= Edwardo Rhodes =

Edwardo Lao Rhodes (born 1946) is an American management science scholar and author. An Emeritus Professor at the Indiana University School of Public and Environmental Affairs, Rhodes is best known for his seminal work in data envelopment analysis, as well as his applications of management science to policy analysis and environmental policy.

== Academic career ==
Rhodes received a Bachelor of Arts at Princeton University in 1968 and a Ph.D. from Carnegie Mellon University in 1978 under the supervision of William W. Cooper. While he started his professional career at the State University of New York at Buffalo, Rhodes developed most of his career as a professor of the School of Public and Environmental Affairs at Indiana University where he reached the status of Professor Emeritus.

== Research ==
Rhodes is known for the invention of data envelopment analysis in 1978, as part of his doctoral dissertation, in the paper "Measuring the Efficiency of Decision Making Units" with William W. Cooper and Abraham Charnes.

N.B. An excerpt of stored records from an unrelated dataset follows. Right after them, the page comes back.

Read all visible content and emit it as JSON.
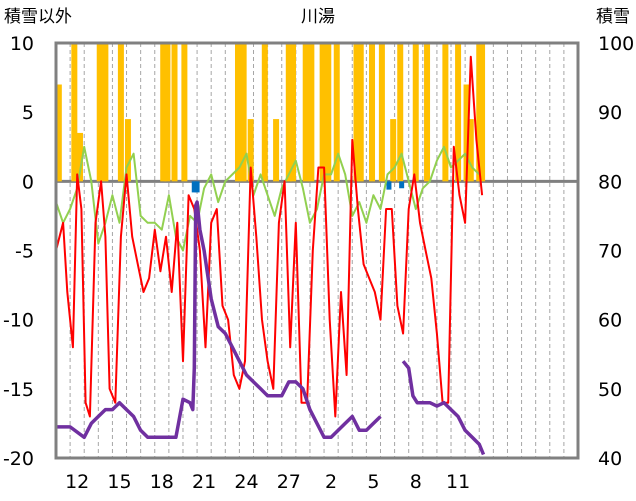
{
  "chart_data": {
    "type": "line",
    "title": "川湯",
    "left_axis": {
      "label": "積雪以外",
      "ylim": [
        -20,
        10
      ],
      "ticks": [
        10,
        5,
        0,
        -5,
        -10,
        -15,
        -20
      ]
    },
    "right_axis": {
      "label": "積雪",
      "ylim": [
        40,
        100
      ],
      "ticks": [
        100,
        90,
        80,
        70,
        60,
        50,
        40
      ]
    },
    "x_axis": {
      "range": [
        0,
        37
      ],
      "tick_labels": [
        "12",
        "15",
        "18",
        "21",
        "24",
        "27",
        "2",
        "5",
        "8",
        "11"
      ],
      "tick_positions": [
        1.5,
        4.5,
        7.5,
        10.5,
        13.5,
        16.5,
        19.5,
        22.5,
        25.5,
        28.5
      ],
      "gridlines_every_day": true
    },
    "colors": {
      "temperature": "#ff0000",
      "humidity_index": "#92d050",
      "precipitation": "#ffc000",
      "negative_bar": "#0070c0",
      "snow_depth": "#7030a0",
      "zero_line": "#808080",
      "grid": "#a6a6a6"
    },
    "series": [
      {
        "key": "precipitation",
        "axis": "left",
        "style": "bar",
        "x": [
          0.2,
          1.3,
          1.7,
          3.1,
          3.5,
          4.6,
          5.1,
          7.6,
          7.9,
          8.4,
          9.1,
          12.9,
          13.3,
          13.8,
          14.8,
          15.6,
          16.5,
          16.8,
          17.7,
          18.1,
          18.9,
          19.3,
          19.9,
          21.3,
          21.6,
          22.4,
          23.1,
          23.9,
          24.4,
          25.5,
          26.3,
          27.6,
          28.5,
          29.1,
          29.4,
          30.0,
          30.2
        ],
        "values": [
          7,
          10,
          3.5,
          10,
          10,
          10,
          4.5,
          10,
          10,
          10,
          10,
          10,
          10,
          4.5,
          10,
          4.5,
          10,
          10,
          10,
          10,
          10,
          10,
          10,
          10,
          10,
          10,
          10,
          4.5,
          10,
          10,
          10,
          10,
          10,
          7,
          4.5,
          10,
          10
        ]
      },
      {
        "key": "negative_bar",
        "axis": "left",
        "style": "bar",
        "x": [
          9.8,
          10.0,
          23.6,
          24.5
        ],
        "values": [
          -0.8,
          -0.8,
          -0.6,
          -0.5
        ]
      },
      {
        "key": "humidity_index",
        "axis": "left",
        "style": "line",
        "x": [
          0,
          0.5,
          1,
          1.5,
          2,
          2.5,
          3,
          3.5,
          4,
          4.5,
          5,
          5.5,
          6,
          6.5,
          7,
          7.5,
          8,
          8.5,
          9,
          9.5,
          10,
          10.5,
          11,
          11.5,
          12,
          12.5,
          13,
          13.5,
          14,
          14.5,
          15,
          15.5,
          16,
          16.5,
          17,
          17.5,
          18,
          18.5,
          19,
          19.5,
          20,
          20.5,
          21,
          21.5,
          22,
          22.5,
          23,
          23.5,
          24,
          24.5,
          25,
          25.5,
          26,
          26.5,
          27,
          27.5,
          28,
          28.5,
          29,
          29.5,
          30
        ],
        "values": [
          -1.5,
          -3,
          -2,
          -0.5,
          2.5,
          0,
          -4.5,
          -3,
          -1,
          -3,
          1,
          2,
          -2.5,
          -3,
          -3,
          -3.5,
          -1,
          -4,
          -5,
          -2.5,
          -3,
          -0.5,
          0.5,
          -1.5,
          0,
          0.5,
          1,
          2,
          -1,
          0.5,
          -1,
          -2.5,
          -0.5,
          0.5,
          1.5,
          -0.5,
          -3,
          -2,
          0.5,
          0.5,
          2,
          0.5,
          -2.5,
          -1.5,
          -3,
          -1,
          -2,
          0.5,
          1,
          2,
          0,
          -2,
          -0.5,
          0,
          1.5,
          2.5,
          1,
          1.5,
          2,
          1,
          0.5
        ]
      },
      {
        "key": "temperature",
        "axis": "left",
        "style": "line",
        "x": [
          0,
          0.5,
          0.8,
          1.2,
          1.5,
          1.8,
          2.1,
          2.4,
          2.8,
          3.2,
          3.5,
          3.8,
          4.2,
          4.6,
          5.0,
          5.4,
          5.8,
          6.2,
          6.6,
          7.0,
          7.4,
          7.8,
          8.2,
          8.6,
          9.0,
          9.4,
          9.8,
          10.2,
          10.6,
          11.0,
          11.4,
          11.8,
          12.2,
          12.6,
          13.0,
          13.4,
          13.8,
          14.2,
          14.6,
          15.0,
          15.4,
          15.8,
          16.2,
          16.6,
          17.0,
          17.4,
          17.8,
          18.2,
          18.6,
          19.0,
          19.4,
          19.8,
          20.2,
          20.6,
          21.0,
          21.4,
          21.8,
          22.2,
          22.6,
          23.0,
          23.4,
          23.8,
          24.2,
          24.6,
          25.0,
          25.4,
          25.8,
          26.2,
          26.6,
          27.0,
          27.4,
          27.8,
          28.2,
          28.6,
          29.0,
          29.4,
          29.8,
          30.2
        ],
        "values": [
          -5,
          -3,
          -8,
          -12,
          0.5,
          -2,
          -16,
          -17,
          -3,
          0,
          -4,
          -15,
          -16,
          -4,
          0.5,
          -4,
          -6,
          -8,
          -7,
          -3.5,
          -6.5,
          -4,
          -8,
          -3,
          -13,
          -1,
          -2,
          -5,
          -12,
          -3,
          -2,
          -9,
          -10,
          -14,
          -15,
          -13,
          1,
          -4,
          -10,
          -13,
          -15,
          -3,
          0,
          -12,
          -3,
          -16,
          -16,
          -5,
          1,
          1,
          -10,
          -17,
          -8,
          -14,
          3,
          -2,
          -6,
          -7,
          -8,
          -10,
          -2,
          -2,
          -9,
          -11,
          -2,
          0.5,
          -3,
          -5,
          -7,
          -11,
          -16,
          -16,
          2.5,
          -1,
          -3,
          9,
          3,
          -1
        ]
      },
      {
        "key": "snow_depth",
        "axis": "right",
        "style": "line",
        "x": [
          0,
          1,
          2,
          2.5,
          3,
          3.5,
          4,
          4.5,
          5,
          5.5,
          6,
          6.5,
          7,
          7.5,
          8,
          8.5,
          9,
          9.5,
          9.7,
          9.8,
          9.9,
          10.0,
          10.2,
          10.5,
          11,
          11.5,
          12,
          12.5,
          13,
          13.5,
          14,
          14.5,
          15,
          15.5,
          16,
          16.5,
          17,
          17.5,
          18,
          18.5,
          19,
          19.5,
          20,
          20.5,
          21,
          21.5,
          22,
          22.5,
          23
        ],
        "values": [
          44.5,
          44.5,
          43,
          45,
          46,
          47,
          47,
          48,
          47,
          46,
          44,
          43,
          43,
          43,
          43,
          43,
          48.5,
          48,
          47,
          53,
          76.5,
          77,
          73,
          70,
          63,
          59,
          58,
          56,
          54,
          52,
          51,
          50,
          49,
          49,
          49,
          51,
          51,
          50,
          47,
          45,
          43,
          43,
          44,
          45,
          46,
          44,
          44,
          45,
          46
        ]
      },
      {
        "key": "snow_depth_late",
        "axis": "right",
        "style": "line",
        "x": [
          24.6,
          25.0,
          25.3,
          25.6,
          26.0,
          26.5,
          27.0,
          27.5,
          28.0,
          28.5,
          29.0,
          29.5,
          30.0,
          30.3
        ],
        "values": [
          54,
          53,
          49,
          48,
          48,
          48,
          47.5,
          48,
          47,
          46,
          44,
          43,
          42,
          40.5
        ]
      }
    ]
  }
}
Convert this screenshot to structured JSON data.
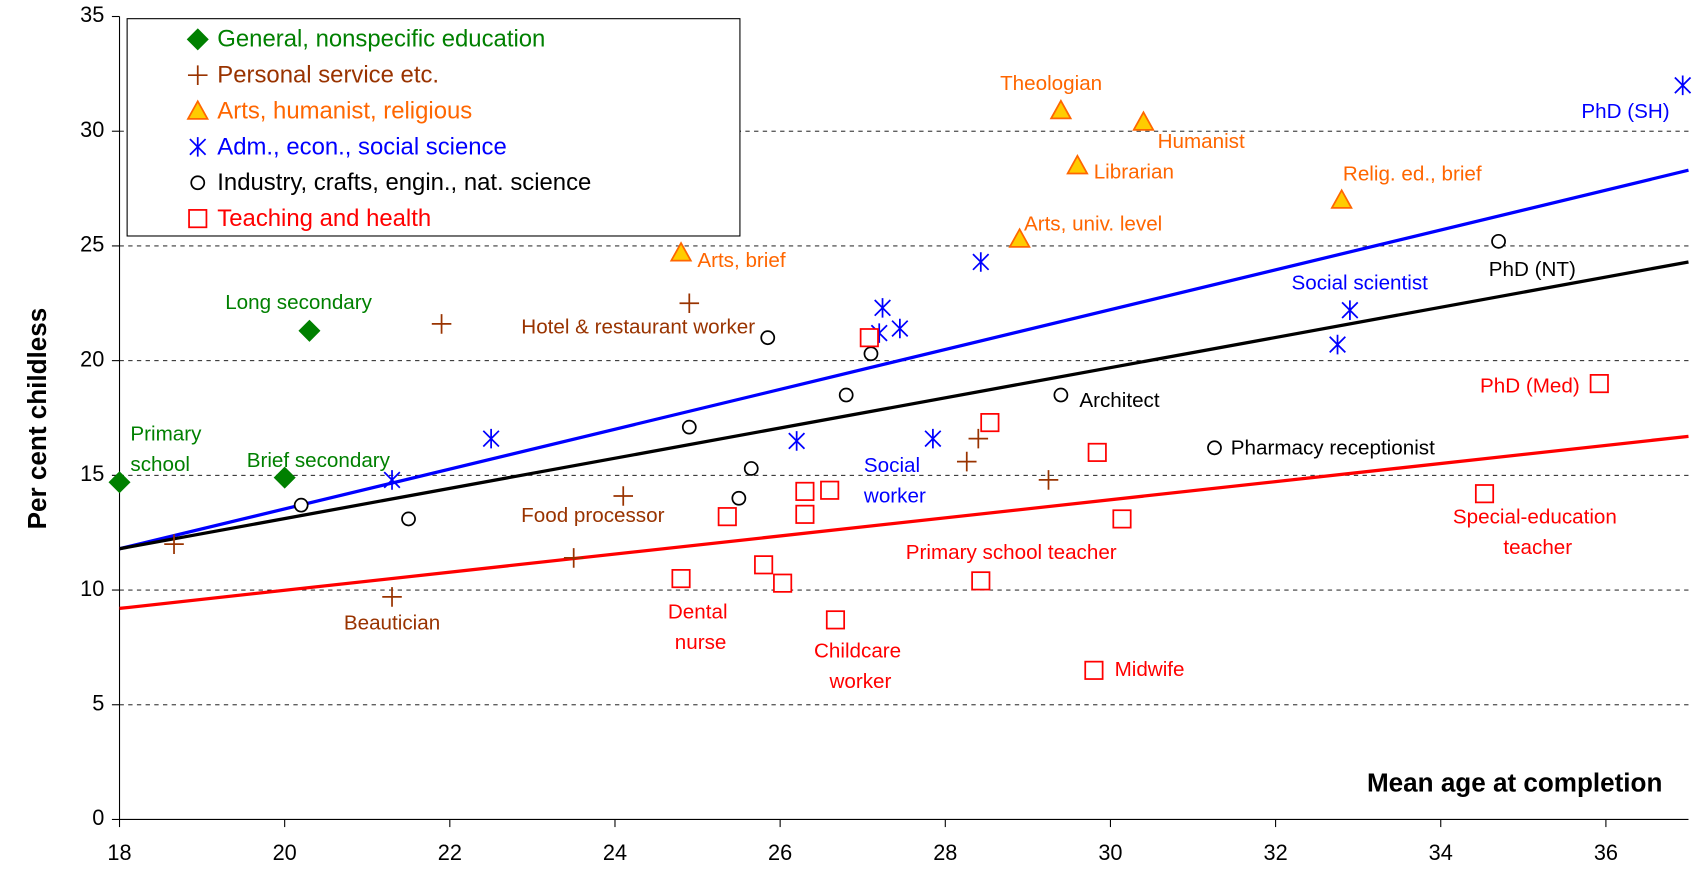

After devoting several years to developing applications of management science to public policy and particularly to environmental policy, Rhodes wrote "Environmental Justice in America: A New Paradigm" in 2003. In the book, Rhodes discusses new methodological approaches to environmental justice and argues that race and class are relevant categories previously ignored in analyzing environmental justice issues. Rhodes primary solution to these given problems is DEA (Data Envelopment Analysis), which is a mathmathical tool that allows for the combination of multiple risks such as; air quality, water toxins and waste sites into one singualr score for a community.